While the gap narrowed slightly for some cancers, where one year survival was already more than 65% in 1996, it widened notably for brain tumours in men and for lung cancer in women. The researchers point to some limitations and say their study may be too early to detect the full impact of recently implemented cancer initiatives.

Nevertheless, the study is based on virtually all cancer cases registered in England over 18 years, allowing for more accurate estimates of trends. ‘Even though increasing cancer survival and reducing inequalities in survival have been among the main targets of national cancer policy initiatives implemented since 2000, this study found little evidence of a direct impact of these strategies on one year survival, and no evidence for a reduction in socioeconomic inequalities in survival,’ write the authors.

They say their findings ‘should be taken into consideration by cancer policy makers and inform future initiatives’ and suggest that ‘shifting the focus from individual factors to healthcare system factors might prove to be beneficial in improving cancer outcomes among the most disadvantaged.’

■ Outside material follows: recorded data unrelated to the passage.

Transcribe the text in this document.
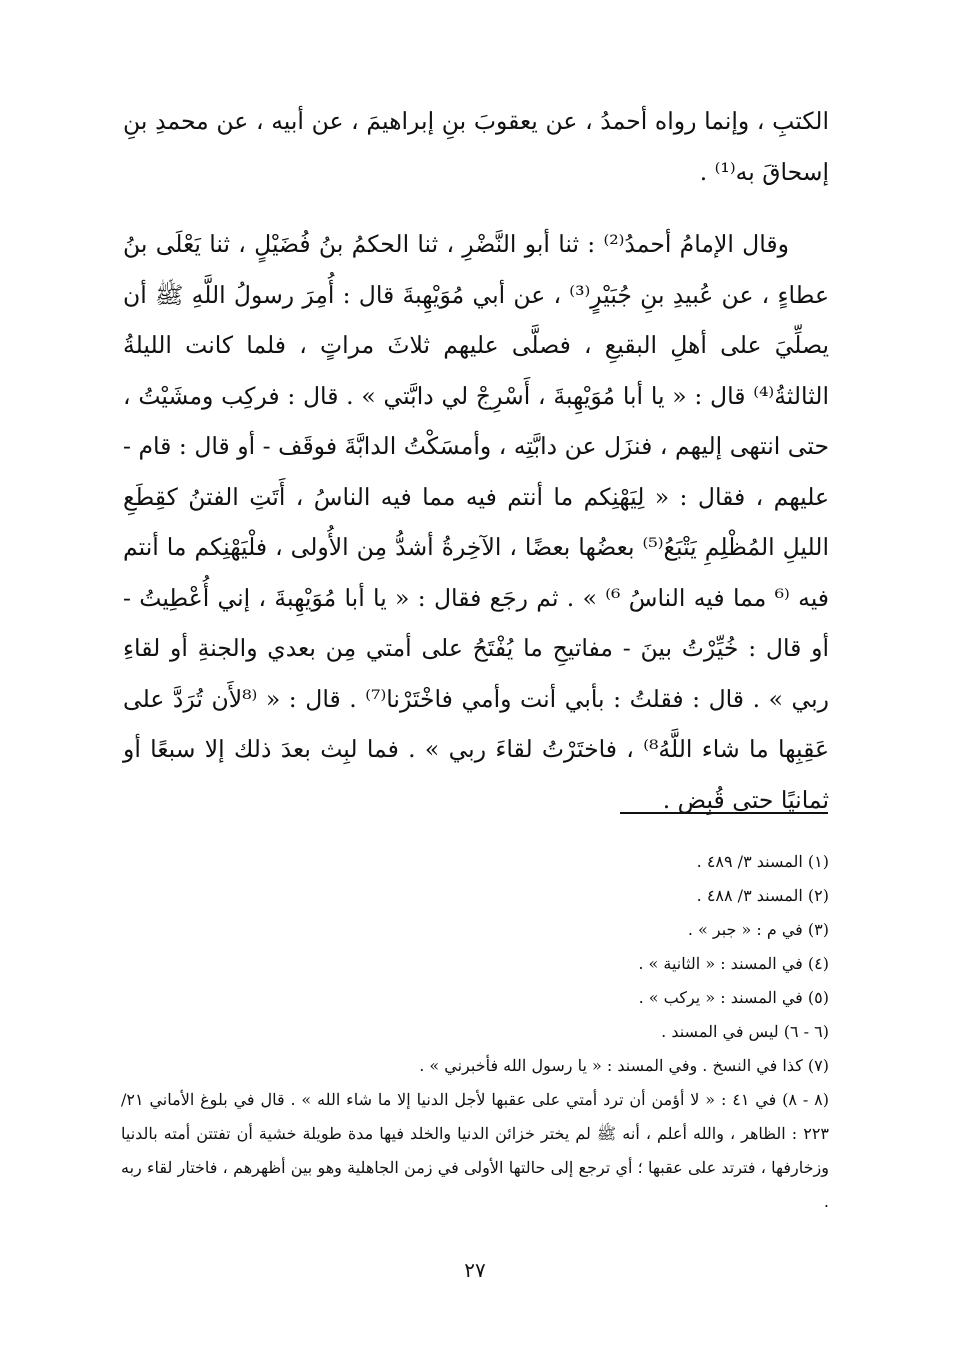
الكتبِ ، وإنما رواه أحمدُ ، عن يعقوبَ بنِ إبراهيمَ ، عن أبيه ، عن محمدِ بنِ إسحاقَ به⁽¹⁾ .

وقال الإمامُ أحمدُ⁽²⁾ : ثنا أبو النَّضْرِ ، ثنا الحكمُ بنُ فُضَيْلٍ ، ثنا يَعْلَى بنُ عطاءٍ ، عن عُبيدِ بنِ جُبَيْرٍ⁽³⁾ ، عن أبي مُوَيْهِبةَ قال : أُمِرَ رسولُ اللَّهِ ﷺ أن يصلِّيَ على أهلِ البقيعِ ، فصلَّى عليهم ثلاثَ مراتٍ ، فلما كانت الليلةُ الثالثةُ⁽⁴⁾ قال : « يا أبا مُوَيْهِبةَ ، أَسْرِجْ لي دابَّتي » . قال : فركِب ومشَيْتُ ، حتى انتهى إليهم ، فنزَل عن دابَّتِه ، وأمسَكْتُ الدابَّةَ فوقَف - أو قال : قام - عليهم ، فقال : « لِيَهْنِكم ما أنتم فيه مما فيه الناسُ ، أَتَتِ الفتنُ كقِطَعِ الليلِ المُظْلِمِ يَتْبَعُ⁽⁵⁾ بعضُها بعضًا ، الآخِرةُ أشدُّ مِن الأُولى ، فلْيَهْنِكم ما أنتم فيه ⁽⁶ مما فيه الناسُ ⁶⁾ » . ثم رجَع فقال : « يا أبا مُوَيْهِبةَ ، إني أُعْطِيتُ - أو قال : خُيِّرْتُ بينَ - مفاتيحِ ما يُفْتَحُ على أمتي مِن بعدي والجنةِ أو لقاءِ ربي » . قال : فقلتُ : بأبي أنت وأمي فاخْتَرْنا⁽⁷⁾ . قال : « ⁽⁸لأَن تُرَدَّ على عَقِبِها ما شاء اللَّهُ⁸⁾ ، فاختَرْتُ لقاءَ ربي » . فما لبِث بعدَ ذلك إلا سبعًا أو ثمانيًا حتى قُبِض .

(١) المسند ٣/ ٤٨٩ .

(٢) المسند ٣/ ٤٨٨ .

(٣) في م : « جبر » .

(٤) في المسند : « الثانية » .

(٥) في المسند : « يركب » .

(٦ - ٦) ليس في المسند .

(٧) كذا في النسخ . وفي المسند : « يا رسول الله فأخبرني » .

(٨ - ٨) في ٤١ : « لا أؤمن أن ترد أمتي على عقبها لأجل الدنيا إلا ما شاء الله » . قال في بلوغ الأماني ٢١/ ٢٢٣ : الظاهر ، والله أعلم ، أنه ﷺ لم يختر خزائن الدنيا والخلد فيها مدة طويلة خشية أن تفتتن أمته بالدنيا وزخارفها ، فترتد على عقبها ؛ أي ترجع إلى حالتها الأولى في زمن الجاهلية وهو بين أظهرهم ، فاختار لقاء ربه .

٢٧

Does this mean the NHS cancer reforms failed, ask researchers at the University of Otago, New Zealand, in a linked editorial? They point out that drivers of social disparities in cancer outcomes are complex, making it difficult to establish cause and effect, and they say genuine improvements ‘may require a more comprehensive approach than the NHS reforms’.

To reduce the incidence and impact of cancer ‘we must continue to be ambitious,’ they write. ‘The goals of the NHS Cancer Plan were to save lives and to ensure that the gains were evenly shared. These goals remain critical. The methods to achieve them need more work,’ they conclude.